By Clare Duffy, CNN Business

Elon Musk on Thursday said he has lined up commitments worth $46.5 billion to finance a Twitter takeover deal, one week after he first made a public offer to buy the social media company.

Musk said he has commitment letters to finance the deal, including two debt commitment letters from Morgan Stanley and other unnamed financial institutions and one equity commitment letter from himself, according to a filing with the Securities and Exchange Commission on Thursday.

Musk said in the filing that he has yet to receive any formal response from Twitter’s board to his offer to acquire all of its shares that he does not currently own for $54.20 a piece, a deal that would value the company at around $41 billion. He said he is “seeking to negotiate” a definite acquisition agreement and “is prepared to begin such negotiations immediately” — an apparent reversal from his statement in his acquisition offer letter that it would be his “best and final” offer.

Twitter shareholders wonder what Musk’s next move will be in takeover battle

Questions about whether Musk would actually be able to finance his acquisition of Twitter swirled in the days following his takeover bid. Although he is the richest person in the world, much of Musk’s wealth is tied up in Tesla stock, and some followers of the company speculated that it could be challenging for Musk to raise debt against the historically volatile stock.

While Twitter’s board has not formally responded to Musk’s offer, it implemented a so-called poison pill on Friday, a defensive measure that could make it harder for him (or any other investor) to buy or take a controlling stake in the company without its approval.

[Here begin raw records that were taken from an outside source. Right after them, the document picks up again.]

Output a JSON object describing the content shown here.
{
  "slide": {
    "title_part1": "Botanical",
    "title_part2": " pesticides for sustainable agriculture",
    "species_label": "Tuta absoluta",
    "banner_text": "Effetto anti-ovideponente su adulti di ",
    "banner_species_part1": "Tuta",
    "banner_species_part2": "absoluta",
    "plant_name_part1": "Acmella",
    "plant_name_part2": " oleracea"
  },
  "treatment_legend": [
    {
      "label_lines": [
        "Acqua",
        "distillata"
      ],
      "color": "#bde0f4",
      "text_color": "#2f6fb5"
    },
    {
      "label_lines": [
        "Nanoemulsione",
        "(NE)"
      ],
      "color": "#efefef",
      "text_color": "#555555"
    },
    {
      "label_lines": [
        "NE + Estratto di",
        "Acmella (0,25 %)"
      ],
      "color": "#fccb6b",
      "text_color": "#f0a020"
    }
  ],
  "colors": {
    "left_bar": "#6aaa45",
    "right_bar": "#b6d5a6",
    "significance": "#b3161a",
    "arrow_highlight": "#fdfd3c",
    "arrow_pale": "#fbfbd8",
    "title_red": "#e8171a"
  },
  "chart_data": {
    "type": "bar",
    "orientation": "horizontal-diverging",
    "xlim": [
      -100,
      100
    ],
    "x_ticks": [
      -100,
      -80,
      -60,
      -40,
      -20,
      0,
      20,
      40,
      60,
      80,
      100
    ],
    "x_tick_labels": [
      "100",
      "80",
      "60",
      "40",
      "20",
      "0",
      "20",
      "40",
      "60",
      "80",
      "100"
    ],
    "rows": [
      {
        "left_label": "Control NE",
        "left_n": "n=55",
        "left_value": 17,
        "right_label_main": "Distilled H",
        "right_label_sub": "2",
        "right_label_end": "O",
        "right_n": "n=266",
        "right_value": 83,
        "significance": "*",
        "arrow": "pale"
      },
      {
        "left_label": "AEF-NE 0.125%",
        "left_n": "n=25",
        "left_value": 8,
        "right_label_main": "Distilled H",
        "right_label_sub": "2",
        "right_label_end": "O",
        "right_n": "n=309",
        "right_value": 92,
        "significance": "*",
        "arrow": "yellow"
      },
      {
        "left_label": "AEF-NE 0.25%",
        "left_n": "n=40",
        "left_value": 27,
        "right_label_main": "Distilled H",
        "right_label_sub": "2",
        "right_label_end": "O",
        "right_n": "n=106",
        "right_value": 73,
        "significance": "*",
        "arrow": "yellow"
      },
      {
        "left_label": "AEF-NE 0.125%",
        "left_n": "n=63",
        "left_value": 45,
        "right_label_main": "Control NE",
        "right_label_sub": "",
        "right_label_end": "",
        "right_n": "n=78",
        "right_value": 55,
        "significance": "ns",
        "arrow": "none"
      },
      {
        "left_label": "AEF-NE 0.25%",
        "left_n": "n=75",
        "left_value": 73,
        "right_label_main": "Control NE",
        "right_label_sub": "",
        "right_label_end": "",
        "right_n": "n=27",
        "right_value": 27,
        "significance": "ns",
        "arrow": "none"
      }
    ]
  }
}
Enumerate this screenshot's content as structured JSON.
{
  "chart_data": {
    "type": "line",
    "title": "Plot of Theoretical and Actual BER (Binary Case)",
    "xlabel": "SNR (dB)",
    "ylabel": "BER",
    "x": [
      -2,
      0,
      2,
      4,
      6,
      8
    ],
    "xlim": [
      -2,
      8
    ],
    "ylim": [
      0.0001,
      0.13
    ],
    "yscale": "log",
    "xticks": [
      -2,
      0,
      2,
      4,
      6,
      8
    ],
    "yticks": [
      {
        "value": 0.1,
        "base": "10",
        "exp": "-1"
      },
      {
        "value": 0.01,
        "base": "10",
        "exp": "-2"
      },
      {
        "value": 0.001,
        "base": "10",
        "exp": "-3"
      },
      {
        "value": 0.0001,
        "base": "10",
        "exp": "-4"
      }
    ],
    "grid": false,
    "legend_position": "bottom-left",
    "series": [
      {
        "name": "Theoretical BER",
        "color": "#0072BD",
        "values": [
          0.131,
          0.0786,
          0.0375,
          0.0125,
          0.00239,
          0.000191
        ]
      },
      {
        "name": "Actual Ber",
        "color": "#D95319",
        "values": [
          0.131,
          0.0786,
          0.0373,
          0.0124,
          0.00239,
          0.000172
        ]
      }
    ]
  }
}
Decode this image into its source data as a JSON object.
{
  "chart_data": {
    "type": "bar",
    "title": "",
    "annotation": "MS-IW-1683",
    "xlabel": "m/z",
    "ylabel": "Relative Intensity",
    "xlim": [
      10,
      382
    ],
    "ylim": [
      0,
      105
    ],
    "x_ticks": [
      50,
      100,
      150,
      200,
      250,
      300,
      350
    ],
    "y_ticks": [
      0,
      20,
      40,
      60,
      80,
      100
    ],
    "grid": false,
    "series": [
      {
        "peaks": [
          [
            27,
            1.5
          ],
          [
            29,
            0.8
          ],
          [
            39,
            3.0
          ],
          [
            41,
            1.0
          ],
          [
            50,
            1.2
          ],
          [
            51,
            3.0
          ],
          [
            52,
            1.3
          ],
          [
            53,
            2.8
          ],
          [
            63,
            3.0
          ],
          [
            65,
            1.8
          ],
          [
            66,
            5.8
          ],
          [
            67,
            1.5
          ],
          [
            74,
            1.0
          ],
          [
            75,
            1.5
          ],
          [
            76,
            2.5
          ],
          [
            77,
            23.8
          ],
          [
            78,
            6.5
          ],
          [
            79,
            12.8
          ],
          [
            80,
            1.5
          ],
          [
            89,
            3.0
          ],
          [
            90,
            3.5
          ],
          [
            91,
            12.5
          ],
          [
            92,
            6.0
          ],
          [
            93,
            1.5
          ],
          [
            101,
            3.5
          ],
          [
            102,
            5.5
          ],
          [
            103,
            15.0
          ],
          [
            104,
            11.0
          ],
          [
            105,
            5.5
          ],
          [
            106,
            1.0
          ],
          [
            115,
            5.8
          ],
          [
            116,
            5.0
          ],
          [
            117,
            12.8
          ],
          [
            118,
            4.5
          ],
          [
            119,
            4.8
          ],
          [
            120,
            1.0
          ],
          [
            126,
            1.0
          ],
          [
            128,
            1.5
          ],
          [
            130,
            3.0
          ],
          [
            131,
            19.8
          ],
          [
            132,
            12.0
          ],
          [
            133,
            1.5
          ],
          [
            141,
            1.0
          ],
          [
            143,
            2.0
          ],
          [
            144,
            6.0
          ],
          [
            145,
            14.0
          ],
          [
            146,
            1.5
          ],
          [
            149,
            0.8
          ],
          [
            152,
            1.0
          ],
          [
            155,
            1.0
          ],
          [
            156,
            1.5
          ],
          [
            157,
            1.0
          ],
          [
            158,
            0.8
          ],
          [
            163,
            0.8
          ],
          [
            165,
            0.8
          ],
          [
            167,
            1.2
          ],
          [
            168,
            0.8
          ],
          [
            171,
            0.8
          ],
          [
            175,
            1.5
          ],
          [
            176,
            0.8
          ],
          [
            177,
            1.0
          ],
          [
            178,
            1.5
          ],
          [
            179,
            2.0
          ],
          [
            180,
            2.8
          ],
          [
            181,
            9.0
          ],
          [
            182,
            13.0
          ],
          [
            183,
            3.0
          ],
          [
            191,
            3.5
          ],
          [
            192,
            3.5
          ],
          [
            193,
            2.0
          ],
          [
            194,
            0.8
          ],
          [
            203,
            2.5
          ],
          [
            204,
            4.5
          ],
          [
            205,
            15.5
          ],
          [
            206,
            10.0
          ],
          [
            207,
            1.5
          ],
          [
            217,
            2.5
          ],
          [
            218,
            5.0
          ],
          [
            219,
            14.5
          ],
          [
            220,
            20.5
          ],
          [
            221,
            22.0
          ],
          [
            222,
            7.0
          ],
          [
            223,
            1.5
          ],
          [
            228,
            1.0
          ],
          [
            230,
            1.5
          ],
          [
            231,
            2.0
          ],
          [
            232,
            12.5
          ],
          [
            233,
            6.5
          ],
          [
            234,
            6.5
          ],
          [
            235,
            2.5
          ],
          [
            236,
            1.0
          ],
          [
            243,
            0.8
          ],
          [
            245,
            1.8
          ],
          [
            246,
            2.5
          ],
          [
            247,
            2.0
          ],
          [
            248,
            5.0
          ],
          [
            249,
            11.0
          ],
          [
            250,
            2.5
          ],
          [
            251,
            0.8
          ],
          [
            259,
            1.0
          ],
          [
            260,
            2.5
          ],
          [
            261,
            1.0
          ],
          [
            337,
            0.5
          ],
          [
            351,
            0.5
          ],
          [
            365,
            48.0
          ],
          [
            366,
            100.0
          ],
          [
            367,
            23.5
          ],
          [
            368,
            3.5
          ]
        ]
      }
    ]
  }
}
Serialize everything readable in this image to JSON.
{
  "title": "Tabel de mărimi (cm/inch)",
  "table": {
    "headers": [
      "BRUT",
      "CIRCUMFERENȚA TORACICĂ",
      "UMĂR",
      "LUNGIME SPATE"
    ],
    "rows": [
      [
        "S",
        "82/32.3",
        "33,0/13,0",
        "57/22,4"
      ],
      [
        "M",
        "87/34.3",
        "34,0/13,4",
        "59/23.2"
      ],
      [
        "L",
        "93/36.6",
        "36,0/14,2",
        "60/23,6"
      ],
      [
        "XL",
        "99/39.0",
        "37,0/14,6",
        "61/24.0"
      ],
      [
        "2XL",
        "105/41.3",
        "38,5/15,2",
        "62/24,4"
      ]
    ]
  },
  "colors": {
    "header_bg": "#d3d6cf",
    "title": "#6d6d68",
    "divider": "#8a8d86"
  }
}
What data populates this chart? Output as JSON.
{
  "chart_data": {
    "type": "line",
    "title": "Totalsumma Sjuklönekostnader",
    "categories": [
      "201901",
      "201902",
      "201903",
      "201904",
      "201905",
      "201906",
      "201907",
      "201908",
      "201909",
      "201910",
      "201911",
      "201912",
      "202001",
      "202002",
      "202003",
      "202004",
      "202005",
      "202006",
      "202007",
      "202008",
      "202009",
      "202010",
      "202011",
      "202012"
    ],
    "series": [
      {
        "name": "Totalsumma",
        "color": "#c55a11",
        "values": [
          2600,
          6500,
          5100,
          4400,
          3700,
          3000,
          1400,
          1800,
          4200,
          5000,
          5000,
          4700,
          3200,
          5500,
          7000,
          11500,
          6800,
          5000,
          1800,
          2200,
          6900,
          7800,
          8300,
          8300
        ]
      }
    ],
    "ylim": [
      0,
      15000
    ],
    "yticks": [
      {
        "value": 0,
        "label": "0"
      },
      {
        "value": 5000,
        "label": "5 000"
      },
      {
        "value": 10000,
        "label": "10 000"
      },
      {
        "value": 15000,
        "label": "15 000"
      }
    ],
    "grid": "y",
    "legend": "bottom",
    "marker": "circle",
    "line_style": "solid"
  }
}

Musk said in his Thursday filing that he is “exploring” whether to launch a tender offer — a move to buy Twitter stock en masse directly from shareholders that could put additional pressure on the board — but “has not determined whether to do so at this time.” Musk has previously alluded to the possibility of a tender offer in several recent tongue-in-cheek tweets, including one with a fill-in-the-blank word followed by “is the night.”